A method for analysis of the evolution equation of potential vorticity in the quasi-geostrophic approximation with allowance for vertical diffusion of mass and momentum for analyzing the stability of small perturbations of ocean currents with a linear vertical profile of the main flow is developed. The problem depends on several dimensionless parameters and reduces to solving a spectral non-self-adjoint problem containing a small parameter multiplying the highest derivative. A specific feature of this problem is that the spectral parameter enters into both the equation and the boundary conditions. Depending on the types of the boundary conditions, problems I and II, differing in specifying either a perturbations of pressure or its second derivative, are studied. Asymptotic expansions of the eigenfunctions and eigenvalues for small wavenumbers $$k$$ are found. It is found that, in problem I, as $$k \to + 0$$ , there are two finite eigenvalues and a countable set of unlimitedly increasing eigenvalues lying on the line $$\operatorname{Re} (c) = \tfrac{1}{2}$$ . In problem II, as $$k \to + 0$$ , there are only unlimitedly increasing eigenvalues.

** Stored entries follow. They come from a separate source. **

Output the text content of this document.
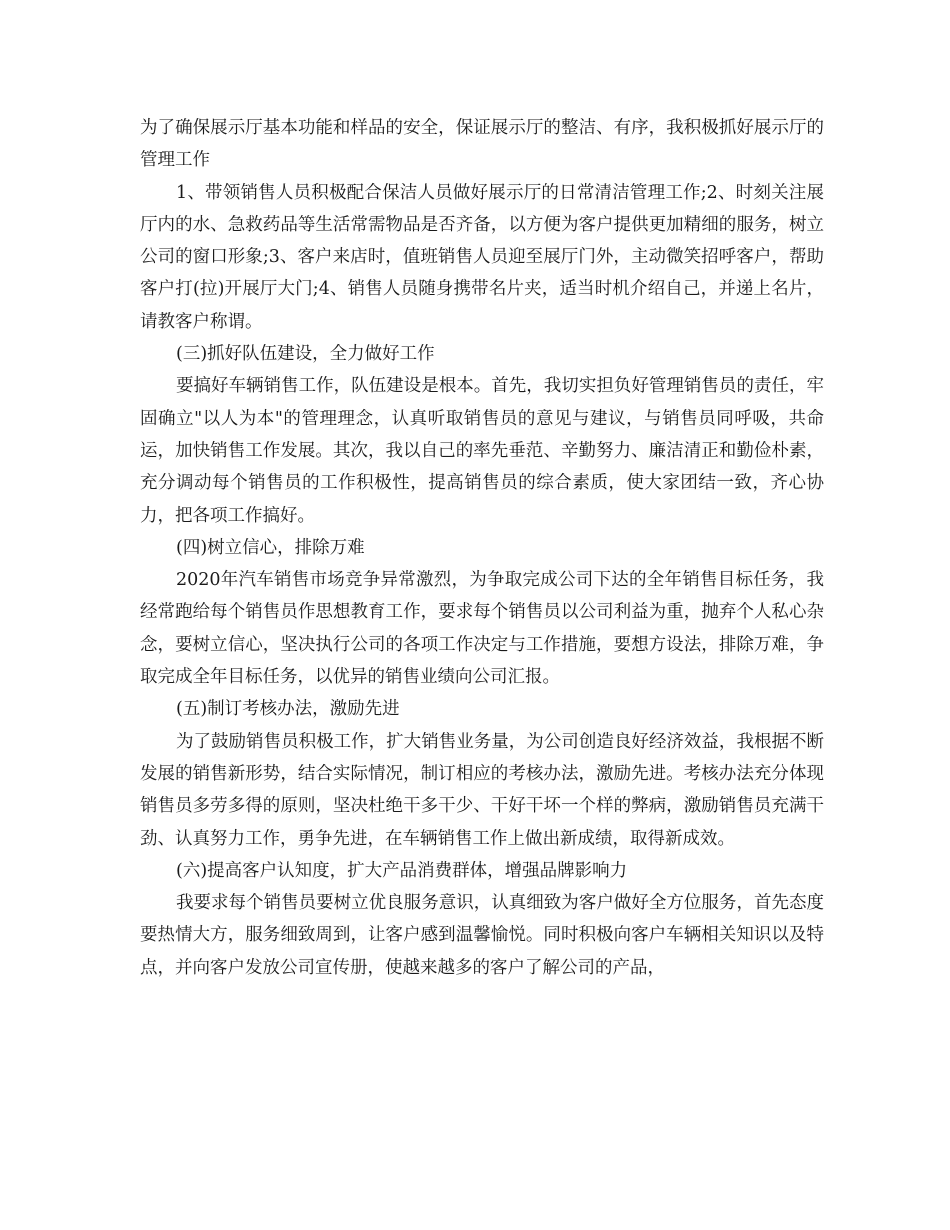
为了确保展示厅基本功能和样品的安全，保证展示厅的整洁、有序，我积极抓好展示厅的管理工作

1、带领销售人员积极配合保洁人员做好展示厅的日常清洁管理工作;2、时刻关注展厅内的水、急救药品等生活常需物品是否齐备，以方便为客户提供更加精细的服务，树立公司的窗口形象;3、客户来店时，值班销售人员迎至展厅门外，主动微笑招呼客户，帮助客户打(拉)开展厅大门;4、销售人员随身携带名片夹，适当时机介绍自己，并递上名片，请教客户称谓。

(三)抓好队伍建设，全力做好工作

要搞好车辆销售工作，队伍建设是根本。首先，我切实担负好管理销售员的责任，牢固确立"以人为本"的管理理念，认真听取销售员的意见与建议，与销售员同呼吸，共命运，加快销售工作发展。其次，我以自己的率先垂范、辛勤努力、廉洁清正和勤俭朴素，充分调动每个销售员的工作积极性，提高销售员的综合素质，使大家团结一致，齐心协力，把各项工作搞好。

(四)树立信心，排除万难

2020年汽车销售市场竞争异常激烈，为争取完成公司下达的全年销售目标任务，我经常跑给每个销售员作思想教育工作，要求每个销售员以公司利益为重，抛弃个人私心杂念，要树立信心，坚决执行公司的各项工作决定与工作措施，要想方设法，排除万难，争取完成全年目标任务，以优异的销售业绩向公司汇报。

(五)制订考核办法，激励先进

为了鼓励销售员积极工作，扩大销售业务量，为公司创造良好经济效益，我根据不断发展的销售新形势，结合实际情况，制订相应的考核办法，激励先进。考核办法充分体现销售员多劳多得的原则，坚决杜绝干多干少、干好干坏一个样的弊病，激励销售员充满干劲、认真努力工作，勇争先进，在车辆销售工作上做出新成绩，取得新成效。

(六)提高客户认知度，扩大产品消费群体，增强品牌影响力

我要求每个销售员要树立优良服务意识，认真细致为客户做好全方位服务，首先态度要热情大方，服务细致周到，让客户感到温馨愉悦。同时积极向客户车辆相关知识以及特点，并向客户发放公司宣传册，使越来越多的客户了解公司的产品，
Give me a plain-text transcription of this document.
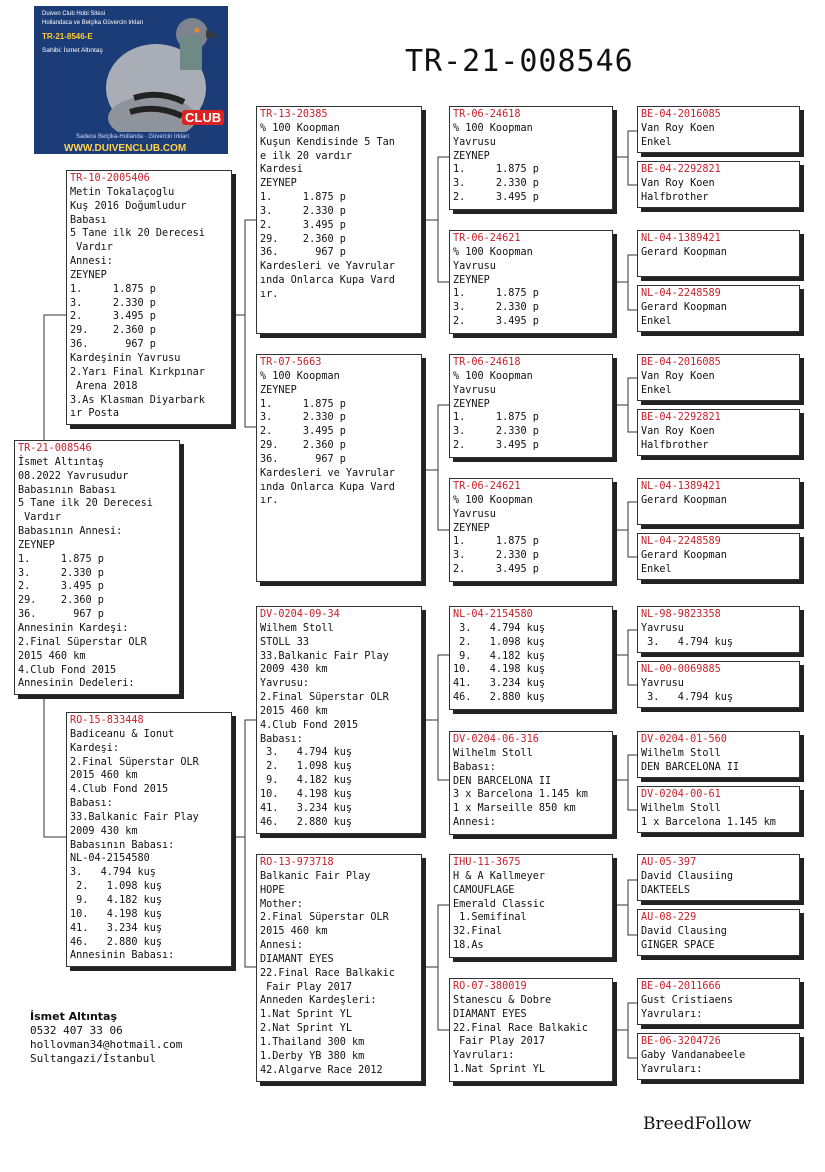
Duiven Club Hobi Sitesi
Hollandaca ve Belçika Güvercin Irkları
TR-21-8546-E
Sahibi: İsmet Altıntaş
CLUB
Sadece Belçika-Hollanda · Güvercin Irkları
WWW.DUIVENCLUB.COM
TR-21-008546
TR-21-008546
İsmet Altıntaş
08.2022 Yavrusudur
Babasının Babası
5 Tane ilk 20 Derecesi
Vardır
Babasının Annesi:
ZEYNEP
1.     1.875 p
3.     2.330 p
2.     3.495 p
29.    2.360 p
36.      967 p
Annesinin Kardeşi:
2.Final Süperstar OLR
2015 460 km
4.Club Fond 2015
Annesinin Dedeleri:
TR-10-2005406
Metin Tokalaçoglu
Kuş 2016 Doğumludur
Babası
5 Tane ilk 20 Derecesi
Vardır
Annesi:
ZEYNEP
1.     1.875 p
3.     2.330 p
2.     3.495 p
29.    2.360 p
36.      967 p
Kardeşinin Yavrusu
2.Yarı Final Kırkpınar
Arena 2018
3.As Klasman Diyarbark
ır Posta
RO-15-833448
Badiceanu & Ionut
Kardeşi:
2.Final Süperstar OLR
2015 460 km
4.Club Fond 2015
Babası:
33.Balkanic Fair Play
2009 430 km
Babasının Babası:
NL-04-2154580
3.   4.794 kuş
2.   1.098 kuş
9.   4.182 kuş
10.   4.198 kuş
41.   3.234 kuş
46.   2.880 kuş
Annesinin Babası:
TR-13-20385
% 100 Koopman
Kuşun Kendisinde 5 Tan
e ilk 20 vardır
Kardesi
ZEYNEP
1.     1.875 p
3.     2.330 p
2.     3.495 p
29.    2.360 p
36.      967 p
Kardesleri ve Yavrular
ında Onlarca Kupa Vard
ır.
TR-07-5663
% 100 Koopman
ZEYNEP
1.     1.875 p
3.     2.330 p
2.     3.495 p
29.    2.360 p
36.      967 p
Kardesleri ve Yavrular
ında Onlarca Kupa Vard
ır.
DV-0204-09-34
Wilhem Stoll
STOLL 33
33.Balkanic Fair Play
2009 430 km
Yavrusu:
2.Final Süperstar OLR
2015 460 km
4.Club Fond 2015
Babası:
3.   4.794 kuş
2.   1.098 kuş
9.   4.182 kuş
10.   4.198 kuş
41.   3.234 kuş
46.   2.880 kuş
RO-13-973718
Balkanic Fair Play
HOPE
Mother:
2.Final Süperstar OLR
2015 460 km
Annesi:
DIAMANT EYES
22.Final Race Balkakic
Fair Play 2017
Anneden Kardeşleri:
1.Nat Sprint YL
2.Nat Sprint YL
1.Thailand 300 km
1.Derby YB 380 km
42.Algarve Race 2012
TR-06-24618
% 100 Koopman
Yavrusu
ZEYNEP
1.     1.875 p
3.     2.330 p
2.     3.495 p
TR-06-24621
% 100 Koopman
Yavrusu
ZEYNEP
1.     1.875 p
3.     2.330 p
2.     3.495 p
TR-06-24618
% 100 Koopman
Yavrusu
ZEYNEP
1.     1.875 p
3.     2.330 p
2.     3.495 p
TR-06-24621
% 100 Koopman
Yavrusu
ZEYNEP
1.     1.875 p
3.     2.330 p
2.     3.495 p
NL-04-2154580
3.   4.794 kuş
2.   1.098 kuş
9.   4.182 kuş
10.   4.198 kuş
41.   3.234 kuş
46.   2.880 kuş
DV-0204-06-316
Wilhelm Stoll
Babası:
DEN BARCELONA II
3 x Barcelona 1.145 km
1 x Marseille 850 km
Annesi:
IHU-11-3675
H & A Kallmeyer
CAMOUFLAGE
Emerald Classic
1.Semifinal
32.Final
18.As
RO-07-380019
Stanescu & Dobre
DIAMANT EYES
22.Final Race Balkakic
Fair Play 2017
Yavruları:
1.Nat Sprint YL
BE-04-2016085
Van Roy Koen
Enkel
BE-04-2292821
Van Roy Koen
Halfbrother
NL-04-1389421
Gerard Koopman
NL-04-2248589
Gerard Koopman
Enkel
BE-04-2016085
Van Roy Koen
Enkel
BE-04-2292821
Van Roy Koen
Halfbrother
NL-04-1389421
Gerard Koopman
NL-04-2248589
Gerard Koopman
Enkel
NL-98-9823358
Yavrusu
3.   4.794 kuş
NL-00-0069885
Yavrusu
3.   4.794 kuş
DV-0204-01-560
Wilhelm Stoll
DEN BARCELONA II
DV-0204-00-61
Wilhelm Stoll
1 x Barcelona 1.145 km
AU-05-397
David Clausiing
DAKTEELS
AU-08-229
David Clausing
GINGER SPACE
BE-04-2011666
Gust Cristiaens
Yavruları:
BE-06-3204726
Gaby Vandanabeele
Yavruları:
İsmet Altıntaş
0532 407 33 06
hollovman34@hotmail.com
Sultangazi/İstanbul
BreedFollow
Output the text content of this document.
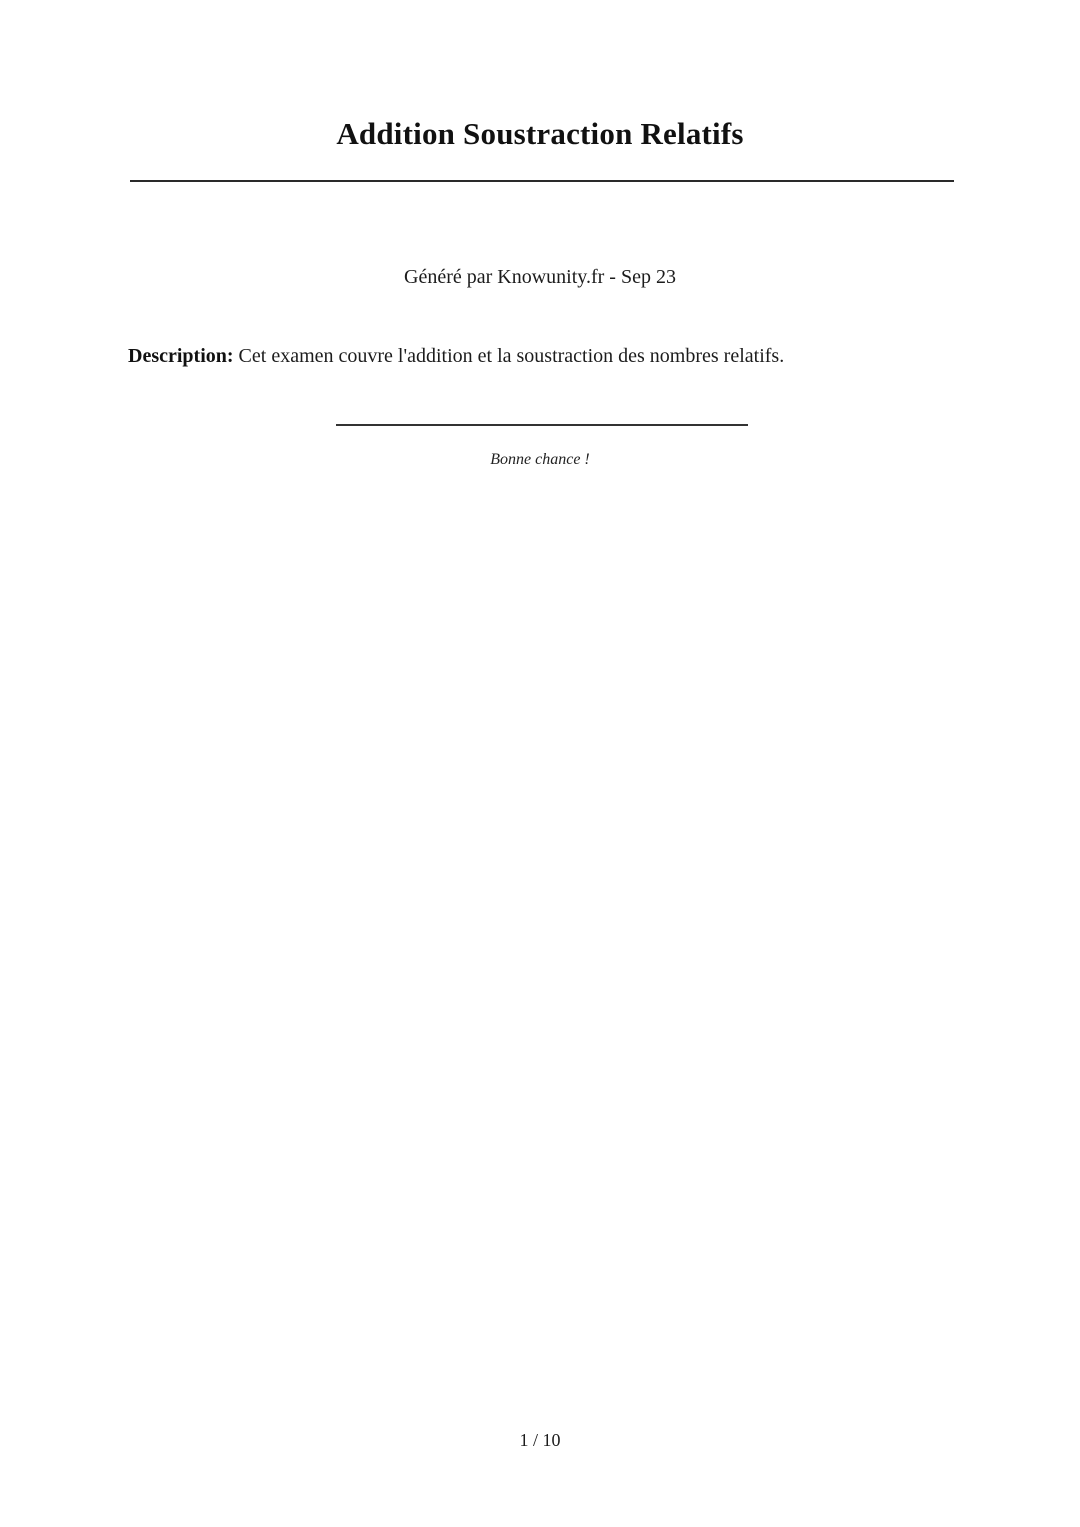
Addition Soustraction Relatifs

Généré par Knowunity.fr - Sep 23

Description: Cet examen couvre l'addition et la soustraction des nombres relatifs.

Bonne chance !

1 / 10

A high-precision analytical-numerical method for calculating the eigenfunctions and eigenvalues of both problems for a wide range of physical parameters and wavenumbers k is developed. It is shown that, with variation in the wavenumber $$k$$ , some pairs of eigenvalues form double eigenvalues, which, with increasing $$k$$ , split into simple eigenvalues, symmetric with respect to the line $$\operatorname{Re} (c) = \tfrac{1}{2}$$ . A large number of simple and double eigenvalues are calculated with high accuracy, and the trajectories of eigenvalues with variation in k, as well as the dependence of the flow instability on the problem parameters, are analyzed.